In the bars, on the streets, in the buses, music is everywhere in Colombia. Cumbia, salsa and reggaeton are among the favorite styles, but vallenato reigns supreme. The genre originates from Colombia’s Caribbean coast and blends African, European and indigenous cultures. A highly lyrical and expressive musical form, vallenato even inspired the Nobel Prize-winning author Gabriel García Márquez.
Vallenatos are typically made with three instruments: the guacharaca, a wooden percussion instrument invented by the indigenous Tairona people, the caja, a drum that originated from African slave communities and the accordion, a European instrument.

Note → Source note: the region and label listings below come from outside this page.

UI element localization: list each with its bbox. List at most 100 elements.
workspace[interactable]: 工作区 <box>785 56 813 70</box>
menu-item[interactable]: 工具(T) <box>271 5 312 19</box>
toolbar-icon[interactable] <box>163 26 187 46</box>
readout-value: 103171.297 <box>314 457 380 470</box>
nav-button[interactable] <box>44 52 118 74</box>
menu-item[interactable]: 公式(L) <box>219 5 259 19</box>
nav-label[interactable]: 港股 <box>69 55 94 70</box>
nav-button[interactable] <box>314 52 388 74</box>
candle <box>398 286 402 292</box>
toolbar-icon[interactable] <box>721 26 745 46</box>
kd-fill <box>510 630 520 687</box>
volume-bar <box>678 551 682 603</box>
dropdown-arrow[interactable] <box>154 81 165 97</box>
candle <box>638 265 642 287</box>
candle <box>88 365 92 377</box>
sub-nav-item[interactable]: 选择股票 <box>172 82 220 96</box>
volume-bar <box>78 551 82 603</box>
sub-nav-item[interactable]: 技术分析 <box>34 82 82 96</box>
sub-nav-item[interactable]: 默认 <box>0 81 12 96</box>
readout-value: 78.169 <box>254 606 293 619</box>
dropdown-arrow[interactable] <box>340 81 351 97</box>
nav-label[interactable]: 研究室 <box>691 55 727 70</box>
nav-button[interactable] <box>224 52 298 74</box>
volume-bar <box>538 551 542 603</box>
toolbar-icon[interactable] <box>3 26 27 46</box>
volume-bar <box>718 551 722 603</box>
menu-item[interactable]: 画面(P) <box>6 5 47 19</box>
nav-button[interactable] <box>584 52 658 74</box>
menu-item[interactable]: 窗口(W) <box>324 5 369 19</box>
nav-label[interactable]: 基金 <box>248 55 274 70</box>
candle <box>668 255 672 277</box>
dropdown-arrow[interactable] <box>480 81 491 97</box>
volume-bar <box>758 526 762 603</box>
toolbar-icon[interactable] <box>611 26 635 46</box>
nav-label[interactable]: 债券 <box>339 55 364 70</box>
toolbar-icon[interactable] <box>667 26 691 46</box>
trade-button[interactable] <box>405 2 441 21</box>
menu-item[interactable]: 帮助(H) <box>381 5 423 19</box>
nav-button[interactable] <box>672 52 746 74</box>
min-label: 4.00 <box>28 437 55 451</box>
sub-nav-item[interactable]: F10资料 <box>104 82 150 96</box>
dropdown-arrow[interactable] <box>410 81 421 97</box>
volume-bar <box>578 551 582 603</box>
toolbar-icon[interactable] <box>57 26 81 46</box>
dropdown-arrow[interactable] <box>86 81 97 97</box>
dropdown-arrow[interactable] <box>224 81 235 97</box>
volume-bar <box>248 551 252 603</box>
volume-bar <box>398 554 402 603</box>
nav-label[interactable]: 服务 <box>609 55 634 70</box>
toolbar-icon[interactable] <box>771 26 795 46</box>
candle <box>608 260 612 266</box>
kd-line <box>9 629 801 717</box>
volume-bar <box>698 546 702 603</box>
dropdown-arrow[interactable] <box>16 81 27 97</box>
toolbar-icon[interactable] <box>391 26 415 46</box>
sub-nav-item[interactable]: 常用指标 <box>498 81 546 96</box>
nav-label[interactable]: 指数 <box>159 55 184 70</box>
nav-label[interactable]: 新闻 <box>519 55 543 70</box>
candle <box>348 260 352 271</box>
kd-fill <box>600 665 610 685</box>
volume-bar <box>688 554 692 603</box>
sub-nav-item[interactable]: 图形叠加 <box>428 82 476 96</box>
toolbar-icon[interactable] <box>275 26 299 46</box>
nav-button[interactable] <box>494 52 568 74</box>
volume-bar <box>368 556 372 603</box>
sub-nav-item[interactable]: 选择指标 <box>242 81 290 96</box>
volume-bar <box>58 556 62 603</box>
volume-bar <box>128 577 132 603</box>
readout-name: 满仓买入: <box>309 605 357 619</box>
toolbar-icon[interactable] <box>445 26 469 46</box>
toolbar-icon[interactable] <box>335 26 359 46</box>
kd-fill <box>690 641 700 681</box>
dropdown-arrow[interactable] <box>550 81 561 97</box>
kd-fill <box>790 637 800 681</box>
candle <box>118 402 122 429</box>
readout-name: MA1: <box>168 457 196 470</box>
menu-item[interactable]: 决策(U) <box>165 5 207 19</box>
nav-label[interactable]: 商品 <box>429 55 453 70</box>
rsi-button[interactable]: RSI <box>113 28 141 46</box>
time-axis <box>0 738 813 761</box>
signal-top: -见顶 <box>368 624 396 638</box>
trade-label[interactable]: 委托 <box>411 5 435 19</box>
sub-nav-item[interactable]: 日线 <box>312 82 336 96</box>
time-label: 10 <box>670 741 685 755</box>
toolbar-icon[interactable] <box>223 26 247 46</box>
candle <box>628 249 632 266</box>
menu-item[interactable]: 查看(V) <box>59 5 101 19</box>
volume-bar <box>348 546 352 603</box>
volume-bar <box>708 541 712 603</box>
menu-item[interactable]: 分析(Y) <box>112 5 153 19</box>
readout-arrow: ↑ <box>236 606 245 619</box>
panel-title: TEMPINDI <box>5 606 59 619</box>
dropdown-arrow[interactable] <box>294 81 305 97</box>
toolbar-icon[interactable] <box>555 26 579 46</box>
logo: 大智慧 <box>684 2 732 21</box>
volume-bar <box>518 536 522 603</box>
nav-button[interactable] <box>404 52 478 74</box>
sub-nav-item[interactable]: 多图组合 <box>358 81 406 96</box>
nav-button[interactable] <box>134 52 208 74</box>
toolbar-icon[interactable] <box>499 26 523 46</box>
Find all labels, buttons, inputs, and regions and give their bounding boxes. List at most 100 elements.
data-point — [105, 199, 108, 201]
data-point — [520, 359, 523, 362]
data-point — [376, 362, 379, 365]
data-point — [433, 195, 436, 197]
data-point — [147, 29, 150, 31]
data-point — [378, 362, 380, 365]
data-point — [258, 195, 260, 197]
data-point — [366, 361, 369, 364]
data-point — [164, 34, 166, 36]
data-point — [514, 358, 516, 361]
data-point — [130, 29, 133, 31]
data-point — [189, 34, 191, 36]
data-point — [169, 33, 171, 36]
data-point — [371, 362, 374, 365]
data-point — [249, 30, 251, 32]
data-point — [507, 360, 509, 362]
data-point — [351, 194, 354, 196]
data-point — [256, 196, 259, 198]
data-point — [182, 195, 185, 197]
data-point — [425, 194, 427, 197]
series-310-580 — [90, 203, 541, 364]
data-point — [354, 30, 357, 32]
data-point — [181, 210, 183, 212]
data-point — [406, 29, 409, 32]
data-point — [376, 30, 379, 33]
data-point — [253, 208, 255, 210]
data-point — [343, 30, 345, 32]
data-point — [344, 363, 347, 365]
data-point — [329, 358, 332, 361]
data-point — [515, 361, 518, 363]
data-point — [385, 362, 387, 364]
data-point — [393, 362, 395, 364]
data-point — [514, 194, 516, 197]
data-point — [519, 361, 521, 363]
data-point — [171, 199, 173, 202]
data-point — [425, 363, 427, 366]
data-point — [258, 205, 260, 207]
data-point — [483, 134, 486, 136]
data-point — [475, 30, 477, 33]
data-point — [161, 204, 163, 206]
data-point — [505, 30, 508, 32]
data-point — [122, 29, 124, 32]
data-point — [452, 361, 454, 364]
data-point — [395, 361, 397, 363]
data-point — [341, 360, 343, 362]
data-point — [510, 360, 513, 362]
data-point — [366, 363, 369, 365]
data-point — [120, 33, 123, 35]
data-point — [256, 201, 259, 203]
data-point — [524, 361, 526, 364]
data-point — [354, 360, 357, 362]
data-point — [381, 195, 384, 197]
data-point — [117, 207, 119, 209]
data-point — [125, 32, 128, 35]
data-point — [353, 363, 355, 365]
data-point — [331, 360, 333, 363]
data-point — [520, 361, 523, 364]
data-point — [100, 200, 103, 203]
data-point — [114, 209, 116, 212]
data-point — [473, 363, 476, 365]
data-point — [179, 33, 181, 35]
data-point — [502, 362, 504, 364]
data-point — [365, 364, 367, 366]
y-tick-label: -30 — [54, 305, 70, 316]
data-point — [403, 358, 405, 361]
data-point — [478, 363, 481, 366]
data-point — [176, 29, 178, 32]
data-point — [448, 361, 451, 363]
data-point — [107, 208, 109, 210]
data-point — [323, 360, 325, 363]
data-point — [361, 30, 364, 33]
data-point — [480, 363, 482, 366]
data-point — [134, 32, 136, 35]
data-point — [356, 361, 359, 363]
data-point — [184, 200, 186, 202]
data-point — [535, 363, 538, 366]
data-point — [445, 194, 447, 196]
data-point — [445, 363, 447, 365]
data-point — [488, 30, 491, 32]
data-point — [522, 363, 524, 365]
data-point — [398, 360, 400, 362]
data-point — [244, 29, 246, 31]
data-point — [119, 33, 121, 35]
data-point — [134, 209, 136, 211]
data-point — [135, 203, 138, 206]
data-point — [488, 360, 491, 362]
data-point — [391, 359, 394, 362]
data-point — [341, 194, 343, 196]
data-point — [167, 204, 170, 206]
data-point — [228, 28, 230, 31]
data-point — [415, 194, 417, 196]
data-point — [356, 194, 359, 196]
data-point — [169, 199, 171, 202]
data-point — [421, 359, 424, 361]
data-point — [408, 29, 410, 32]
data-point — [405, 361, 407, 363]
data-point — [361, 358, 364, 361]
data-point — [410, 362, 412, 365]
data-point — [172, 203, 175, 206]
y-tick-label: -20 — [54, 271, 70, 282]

The name vallenato translates as “from the valley,” which makes reference to the music’s origins in the northern Colombian city of Valledupar. The earliest vallenatos were performed by traveling minstrels who moved from town to town singing songs of broken-hearted love and bringing news from other regions.
Because of these rural origins, vallenato was traditionally considered a musical genre for the working classes, until it gradually became popular across the social spectrum during the mid-20th century.
Traditional vallenatos have four varieties of beats or “airs.” The son is the slowest and is typically used for melancholy songs. The paseo has a varying speed and is the most versatile and common beat. The merengue and the puya are typically faster and are often used for dancing.
Much like hip-hop, vallenato has a competitive component in which two singers challenge each other in a battle of wits. The battle, or piqueria, requires humor and excellent improvisational skills, as the dueling participants take turns singing rapidly over the backing accordions.
One of the most famous vallenato songs, “La Gota Fria” (The Cold Drop) evolved from a classic piqueria between the singer Emiliano Zuleta, and his bitter rival, Lorenzo Morales.
In the song, Zuleta says Morales broke into a “fearful cold sweat” when he heard him singing, producing “the cold drop” referenced in the title. The singer boasts about his accordion skills, says Morales can never beat him and even mocks him as uneducated and uncultured.
The most famous version of the traditional song was performed by the “new wave” vallenato singer Carlos Vives. His 1993 rendition of the song was a huge success across Latin America, but scandalized some purists because it fused elements of rock with traditional vallenato.
If the name Carlos Vives sounds familiar, that’s probably because of his 2016 collaboration with Shakira on the global hit “La Bicicleta.” The song uses vallenato accordions and was originally titled “Vallenato Desesperado” (A Desperate Vallenato).
The song followed a wave of resurgent interest in the genre. In 2015, UNESCO even added vallenato to its Intangible Cultural Heritage List.
Perhaps the most famous of all the people vallenato has influenced was not a singer at all. The late Colombian novelist Gabriel García Márquez was a lifelong fan of the genre, and once even described One Hundred Years of Solitude, his most famous novel, as a “350-page vallenato.”
The writer loved to talk about the genre, and would regularly reflect on its literary form and merit.
“Without any doubt, I think that my influences, especially from Colombia, were extra-literary,” the author said. “More than any book, I think what opened my eyes was music, vallenato songs… What called my attention most of all was the form the songs used, the way they told a fact, a story… All quite naturally.”